Еще два дела меня сейчас занимают: 1. Сделанное мною представление к наградам служащих больницы. К моему другу Александру Ивановичу Оверу я обращаюсь с покорнейшей просьбой попросить Ивана Васильевича Капниста, чтобы он сам занялся этим.

Впрочем, я надеюсь целиком на моего дорогого Андрея Ивановича, будучи уверен, что он найдет способ наградить всех, кто столько заботился обо мне. Очень хотелось бы мне, чтобы маленькие книжечки „Проблемы Сократа“ были бы напечатаны в память нашей дружбы с Николаем Николаевичем Бутурлиным, сыном великого моего благодетеля генерала Бутурлина. Мне думается, что эти „Рассуждения о системе Сократа“ многим были бы полезны. Еще прошу покорнейше господ Пако, Чадаева и Цурикова по-христиански принять участие в этом деле и потрудиться довести эти „Рассуждения“ до приличествующего им окончания. Господина Еларова я просил похоронить меня за счет церкви на двуконной подводе и безо всякого убранства.

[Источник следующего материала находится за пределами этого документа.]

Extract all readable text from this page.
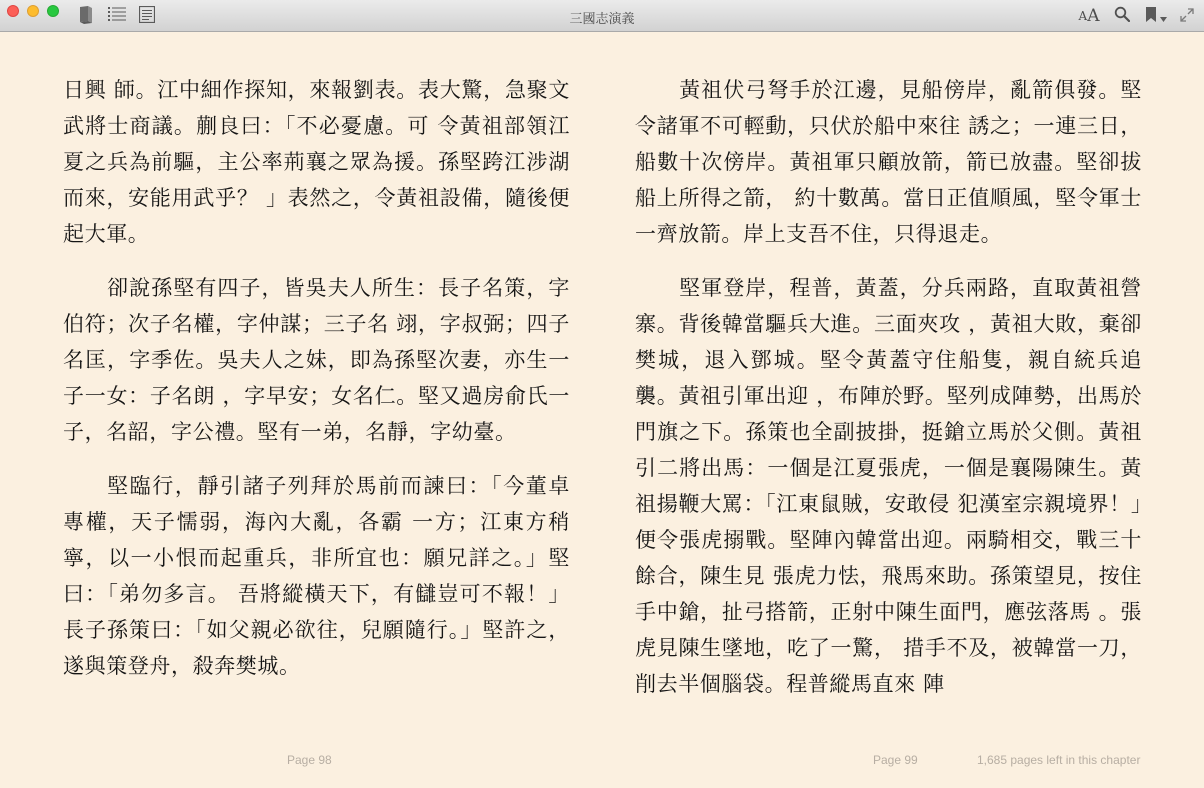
三國志演義	A A

日興 師。江中細作探知，來報劉表。表大驚，急聚文武將士商議。蒯良曰：「不必憂慮。可 令黃祖部領江夏之兵為前驅，主公率荊襄之眾為援。孫堅跨江涉湖而來，安能用武乎？ 」表然之，令黃祖設備，隨後便起大軍。

卻說孫堅有四子，皆吳夫人所生：長子名策，字伯符；次子名權，字仲謀；三子名 翊，字叔弼；四子名匡，字季佐。吳夫人之妹，即為孫堅次妻，亦生一子一女：子名朗 ，字早安；女名仁。堅又過房俞氏一子，名韶，字公禮。堅有一弟，名靜，字幼臺。

堅臨行，靜引諸子列拜於馬前而諫曰：「今董卓專權，天子懦弱，海內大亂，各霸 一方；江東方稍寧，以一小恨而起重兵，非所宜也：願兄詳之。」堅曰：「弟勿多言。 吾將縱橫天下，有讎豈可不報！」長子孫策曰：「如父親必欲往，兒願隨行。」堅許之，遂與策登舟，殺奔樊城。

黃祖伏弓弩手於江邊，見船傍岸，亂箭俱發。堅令諸軍不可輕動，只伏於船中來往 誘之；一連三日，船數十次傍岸。黃祖軍只顧放箭，箭已放盡。堅卻拔船上所得之箭， 約十數萬。當日正值順風，堅令軍士一齊放箭。岸上支吾不住，只得退走。

堅軍登岸，程普，黃蓋，分兵兩路，直取黃祖營寨。背後韓當驅兵大進。三面夾攻 ，黃祖大敗，棄卻樊城，退入鄧城。堅令黃蓋守住船隻，親自統兵追襲。黃祖引軍出迎 ，布陣於野。堅列成陣勢，出馬於門旗之下。孫策也全副披掛，挺鎗立馬於父側。黃祖 引二將出馬：一個是江夏張虎，一個是襄陽陳生。黃祖揚鞭大罵：「江東鼠賊，安敢侵 犯漢室宗親境界！」便令張虎搦戰。堅陣內韓當出迎。兩騎相交，戰三十餘合，陳生見 張虎力怯，飛馬來助。孫策望見，按住手中鎗，扯弓搭箭，正射中陳生面門，應弦落馬 。張虎見陳生墜地，吃了一驚， 措手不及，被韓當一刀，削去半個腦袋。程普縱馬直來 陣

Page 98	Page 99	1,685 pages left in this chapter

Москва 21 июня 1853 года».

Шестнадцатого августа Федор Петрович в полдень уснул и не проснулся.

К выносу гроба больничный двор, переулок и прилегающую широкую Садово-Черногрязскую улицу заполнили тысячи людей. Толпы были тихие, без суеты, без давки. Преобладали простые люди — войлочные шапки, поношенные фуражки и разноцветные головные платки; косоворотки, потертые кафтаны, холщовые и кожаные фартуки, поношенные башмаки, стоптанные сапоги и лапти. Но пришли и многие москвичи других сословий: видны были цилиндры, широкополые шляпы, форменные картузы чиновников и военных, разноцветные сюртуки, нарядные платья купчих и дворянок.

Генерал-губернатор велел полицмейстеру Цинскому вызвать отряд казаков и конных жандармов на случай беспорядков.